Here’s a five day chart of my favorite commodities stock shorts:

Click for sharper view. Source: Yahoo! Finance.

I nailed the commodities short at the peak in June, and sold a lot of my puts (GLD, GDX, TCK, NUE, X…) earlier this week as the sector made what may be the first of multiple panic bottoms in a bear market. I like shorting with longer-term puts, so I didn’t close all of my positions, but I built up a bit of cash. Lots of that went into retail and REIT shorts earlier this week, but some of it is waiting for this commodity bounce to get overextended.

This group fell 30-40% over the last ten to twelve weeks, so if this was indeed a meaningful way point, it could take up to eight weeks and a 25% rise for the countervailing bout of hope to play out.
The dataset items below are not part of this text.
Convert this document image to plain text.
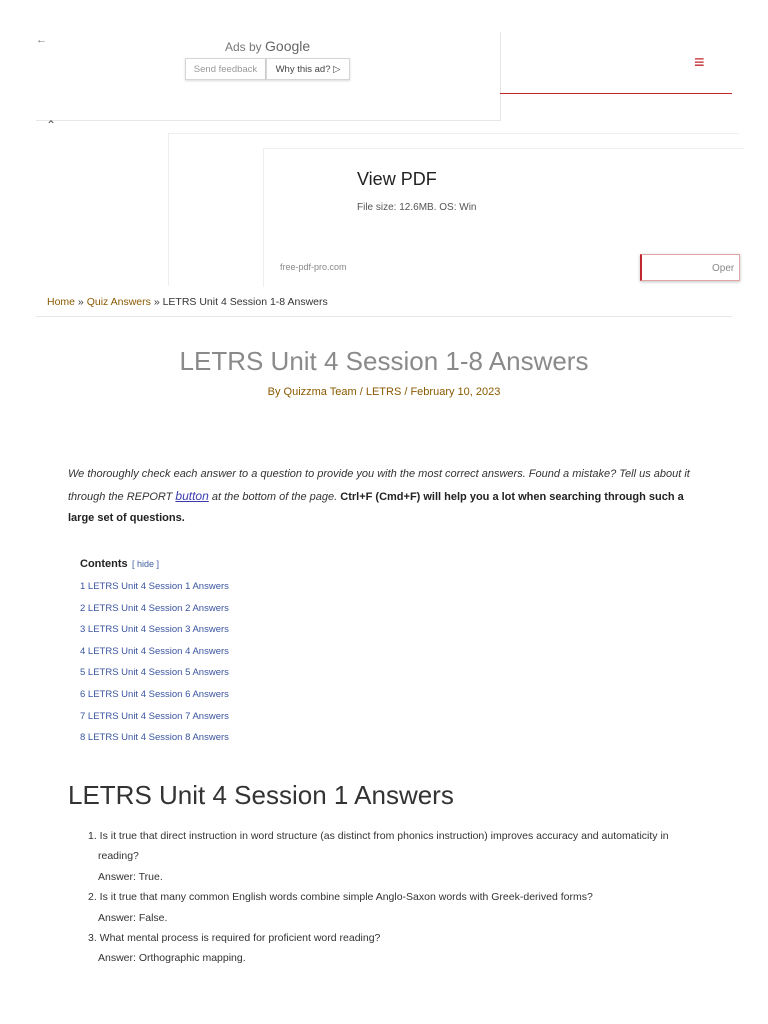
←	Ads by Google
Send feedback	Why this ad? ▷	≡
⌃
View PDF
File size: 12.6MB. OS: Win
free-pdf-pro.com	Oper
Home » Quiz Answers » LETRS Unit 4 Session 1-8 Answers
LETRS Unit 4 Session 1-8 Answers
By Quizzma Team / LETRS / February 10, 2023

We thoroughly check each answer to a question to provide you with the most correct answers. Found a mistake? Tell us about it through the REPORT button at the bottom of the page. Ctrl+F (Cmd+F) will help you a lot when searching through such a large set of questions.

Contents [ hide ]
1 LETRS Unit 4 Session 1 Answers
2 LETRS Unit 4 Session 2 Answers
3 LETRS Unit 4 Session 3 Answers
4 LETRS Unit 4 Session 4 Answers
5 LETRS Unit 4 Session 5 Answers
6 LETRS Unit 4 Session 6 Answers
7 LETRS Unit 4 Session 7 Answers
8 LETRS Unit 4 Session 8 Answers
LETRS Unit 4 Session 1 Answers
1. Is it true that direct instruction in word structure (as distinct from phonics instruction) improves accuracy and automaticity in reading?
Answer: True.
2. Is it true that many common English words combine simple Anglo-Saxon words with Greek-derived forms?
Answer: False.
3. What mental process is required for proficient word reading?
Answer: Orthographic mapping.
If the broader market is on the verge of a strong downdraft to beneath the July and March lows, which seems likely to me, commodities could get swept up in any waterfall and resume their decline sooner rather than later. This might not even be much of a bounce at all if broader market sentiment deteriorates quickly. Crashes do arise from oversold conditions – just ask Lehman shareholders.

The commodities markets are exhibiting a bit of negative correlation with the dollar, so I am also a bit short-term bearish on the currency. Any significant retracement would be another opportunity to get out of Euros, Pounds, Aussies, Loonies or precious metals (or short them again).

Fire Sales to Come as Mining Juniors go Broke

Jim Rogers admitted today on Bloomberg TV today that he thought the dollar could rally for a year. From him, this came as quite a surprise, even though he has been calling for a bounce for several months. He also admitted that he was losing money in foreign currencies and commodities, and said that the best play right now was on the short side of the stock market. I respect his ultra-long view, but he has just been asking for trouble by holding Chinese stocks and commodities right through manic tops and now down the backside.

Hard Assets Less Bad than Financial Assets

One other take-away from Roger’s comments is that if you believe this will be a “never-ending global recession” you will be better off with commodities than stocks. Of course, I think they are both going down a lot more, but the fact is that the world will always need raw materials. Zinc ingots will always have a bid, but you can’t be express such certainty about GE common.

Fire Sales to come as Juniors go Bust

That is not to say commodity stocks will weather the storm — I suspect that many miners and exploration companies will go under in the next couple of years if they cannot finance themselves with cash flows (same goes for non-earners of all stripes, which is why the NASDAQ is toast). Just as JP Morgan picked up a nice brokerage when Bear Stearns went bust, BHP BIlliton and other big boys will salvage some fine properties as outside funding dries up for juniors. That may not be so long from now, as recent buyers of private placements are getting burned.

To get an idea of the pain being experienced, take a peak at GDX, a gold stock ETF laden with formerly high-flying juniors (I was fortunate to have some puts on this):

Click image for sharper view. Source: Yahoo! Finance

Be Extra-Choosy about Geography

I wouldn’t touch anything in Latin America or Africa anymore, as the political gangsters in those countries have even more disregard for property rights than those in North America, and in economic downturns the trend is toward more populism and theft. As foreign owners of properties cut back on expenses and can’t hire as many locals or spend on public projects like schools and roads (thereby legally greasing the palms of politicians with contractor businesses), those politicos may decide to use the courts and police to snatch up the properties for themselves. They will either mothball them or make a mess of them, but either way the equity holders will be left with bupkis.

For the cautious, there will be some great buys in good jurisdictions (Australia and Canada should be ok), preferably of producing mines that can self-finance. That is, unless you are playing with bigger bucks and can buy whole exploration or development stage properties outright for pennies on the dollar compared their current owners’ market caps. Just mothball them and wait for the market to come back, which it should if China picks up humanity’s civilization project where the West left off.